LLM 可以有效地对由多个 candidate generation models 检索而来的 candidates 进行排序：对于现实世界的推荐系统（《Deep neural networks for youtube recommendations》），待排序的 items 通常由多个 candidate generation models 检索而来。因此，我们还在一个更实际和更困难的设置下进行了实验。我们使用上述七个 candidate generation models 来检索 items。每个 candidate generation model 检索到的 top-3 best items 将被合并到一个包含总共 21 items 的 candidate set 中。作为一个更实际的设置，我们不将 ground-truth item 补充到每个 candidate set 中。请注意，这里的实验是在 implicit preference setup 下进行的（《A revisiting study of appropriate offline evaluation for top-n recommendation algorithms》），表明 the retrieved items 中可能存在 implicit positive instances（未显示地标记为正样本）。更忠实的评估可能需要人工研究，我们打算在未来的工作中进行探索。对于我们的方法，我们总结了从第 1.3.1 节和第 1.3.2recency-focused prompting $|\mathcal{H}| = 5$ 的 sequential historical interactions 编码到 prompts 中，并使用 bootstrapping 策略重复排序 3 轮。
从 Table 4 中，我们可以看到，在大多数指标上，LLM-based 的模型（我们的方法）在被比较的推荐模型中取得了第二佳的性能。结果表明，LLM-based zero-shot ranker 甚至优于已在 target datasets 上训练好的传统推荐模型 Pop 和 BPRMF，进一步证明了 LLM 强大的 zero-shot ranking 能力。我们假设 LLM 可以利用其内在的世界知识，综合考虑 item popularity、文本特征、以及 user behaviors 来对 candidates 进行排序。相比之下，现有模型（作为 narrrow experts ）可能缺乏在复杂环境中排序 items 的能力。
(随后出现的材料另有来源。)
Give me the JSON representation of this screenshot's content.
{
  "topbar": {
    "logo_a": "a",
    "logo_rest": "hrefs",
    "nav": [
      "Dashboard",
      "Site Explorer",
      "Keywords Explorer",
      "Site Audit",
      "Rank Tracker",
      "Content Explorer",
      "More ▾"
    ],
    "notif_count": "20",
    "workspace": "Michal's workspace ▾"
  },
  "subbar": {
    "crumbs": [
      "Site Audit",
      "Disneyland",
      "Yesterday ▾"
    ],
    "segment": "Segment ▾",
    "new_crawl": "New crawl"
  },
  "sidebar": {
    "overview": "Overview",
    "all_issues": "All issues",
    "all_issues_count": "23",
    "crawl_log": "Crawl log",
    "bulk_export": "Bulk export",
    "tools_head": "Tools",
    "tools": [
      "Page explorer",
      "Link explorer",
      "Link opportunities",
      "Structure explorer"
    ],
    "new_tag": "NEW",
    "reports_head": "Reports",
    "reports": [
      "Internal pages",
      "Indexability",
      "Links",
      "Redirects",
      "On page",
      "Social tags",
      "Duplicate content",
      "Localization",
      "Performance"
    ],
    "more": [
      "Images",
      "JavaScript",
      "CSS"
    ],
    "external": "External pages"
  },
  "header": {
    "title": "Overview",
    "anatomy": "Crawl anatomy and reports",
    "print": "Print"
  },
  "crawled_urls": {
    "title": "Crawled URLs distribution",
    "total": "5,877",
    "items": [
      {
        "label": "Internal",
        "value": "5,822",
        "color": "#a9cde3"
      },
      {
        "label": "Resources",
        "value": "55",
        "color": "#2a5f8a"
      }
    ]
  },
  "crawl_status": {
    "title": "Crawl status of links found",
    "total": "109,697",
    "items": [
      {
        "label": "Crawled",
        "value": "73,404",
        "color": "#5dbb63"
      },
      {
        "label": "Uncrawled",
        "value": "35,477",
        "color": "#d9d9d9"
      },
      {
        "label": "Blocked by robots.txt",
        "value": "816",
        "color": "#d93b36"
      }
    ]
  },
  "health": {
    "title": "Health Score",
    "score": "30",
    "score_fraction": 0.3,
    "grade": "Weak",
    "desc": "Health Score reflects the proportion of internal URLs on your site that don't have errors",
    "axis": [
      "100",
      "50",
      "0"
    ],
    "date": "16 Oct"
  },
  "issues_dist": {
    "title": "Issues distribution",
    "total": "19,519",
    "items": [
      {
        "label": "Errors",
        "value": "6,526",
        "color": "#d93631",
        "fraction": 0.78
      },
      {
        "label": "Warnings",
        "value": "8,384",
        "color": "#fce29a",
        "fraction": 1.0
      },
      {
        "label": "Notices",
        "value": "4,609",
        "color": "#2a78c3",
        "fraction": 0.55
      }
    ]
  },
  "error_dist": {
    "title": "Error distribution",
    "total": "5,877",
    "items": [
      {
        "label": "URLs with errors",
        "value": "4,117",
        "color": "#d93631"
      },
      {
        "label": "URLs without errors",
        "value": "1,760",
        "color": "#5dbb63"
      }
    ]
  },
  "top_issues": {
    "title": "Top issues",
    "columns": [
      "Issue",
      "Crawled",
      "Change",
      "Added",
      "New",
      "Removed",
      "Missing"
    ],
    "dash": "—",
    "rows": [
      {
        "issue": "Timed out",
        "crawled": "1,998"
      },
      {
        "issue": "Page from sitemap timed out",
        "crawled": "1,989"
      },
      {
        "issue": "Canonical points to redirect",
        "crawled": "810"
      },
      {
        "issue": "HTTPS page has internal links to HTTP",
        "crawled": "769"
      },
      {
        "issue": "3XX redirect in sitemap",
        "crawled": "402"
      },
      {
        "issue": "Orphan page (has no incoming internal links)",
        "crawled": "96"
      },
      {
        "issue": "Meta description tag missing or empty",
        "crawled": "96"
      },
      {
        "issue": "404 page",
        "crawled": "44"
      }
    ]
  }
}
上述发现可以总结为：
- Observation 3：LLM 具有有前景的 zero-shot ranking 能力，尤其是在由多个 candidate generation models with different practical strategies 检索到的 candidates 上。
这种人工构造的数据集，可能不是那么有说服力。

1.4 结论

在这项工作中，我们研究了 LLM 作为推荐系统的 zero-shot ranking model 的能力。为了使用 LLM 进行排序，我们构建了包含 historical interactions、candidates、和 instruction templates 的自然语言 prompts。然后，我们提出了几种专门设计的 prompting 策略，以触发 LLM 感知 orders of sequential behaviors 的能力。我们还引入了 bootstrapping 策略和 prompting 策略，以减轻 LLM-based ranking models 可能遭受的 position bias 和 popularity bias 问题。
大量的实证研究表明，LLM 具有有前景的 zero-shot ranking 能力。实证研究证明了将知识从 LLM 迁移为强大推荐模型的强大潜力。我们旨在阐明进一步提高 LLM 排序能力的几个有前景的方向，包括：
- (1)：更好地感知 the order of sequential historical interactions。
- (2)：减轻 position bias 和 popularity bias。
对于未来的工作，我们考虑开发技术方法来解决在部署 LLM 作为推荐模型时上述关键挑战。我们也希望开发 LLM-based 的推荐模型，可以在下游 user behaviors 上进行高效调优，以实现有效的个性化推荐。

1.5 局限性

在本文的大部分实验中，ChatGPT 被用作主要的 target LLM 从而用于评估。然而，作为一个闭源商业服务，ChatGPT 可能在其核心大型语言模型之上集成了额外的技术来提高性能。虽然有可用的开源 LLM，例如 LLaMA 2 和 Mistral ，但它们与 ChatGPT 相比表现出显著的性能差距（例如，Table 3 中的 LLaMA-2-70B-Chat 与 ChatGPT）。这种差距使得仅使用开源模型评估 LLM 在推荐任务上的涌现能力（emergent abilities）变得困难。此外，我们应该注意，observations 可能受到特定 prompts 和数据集的 bias 所影响。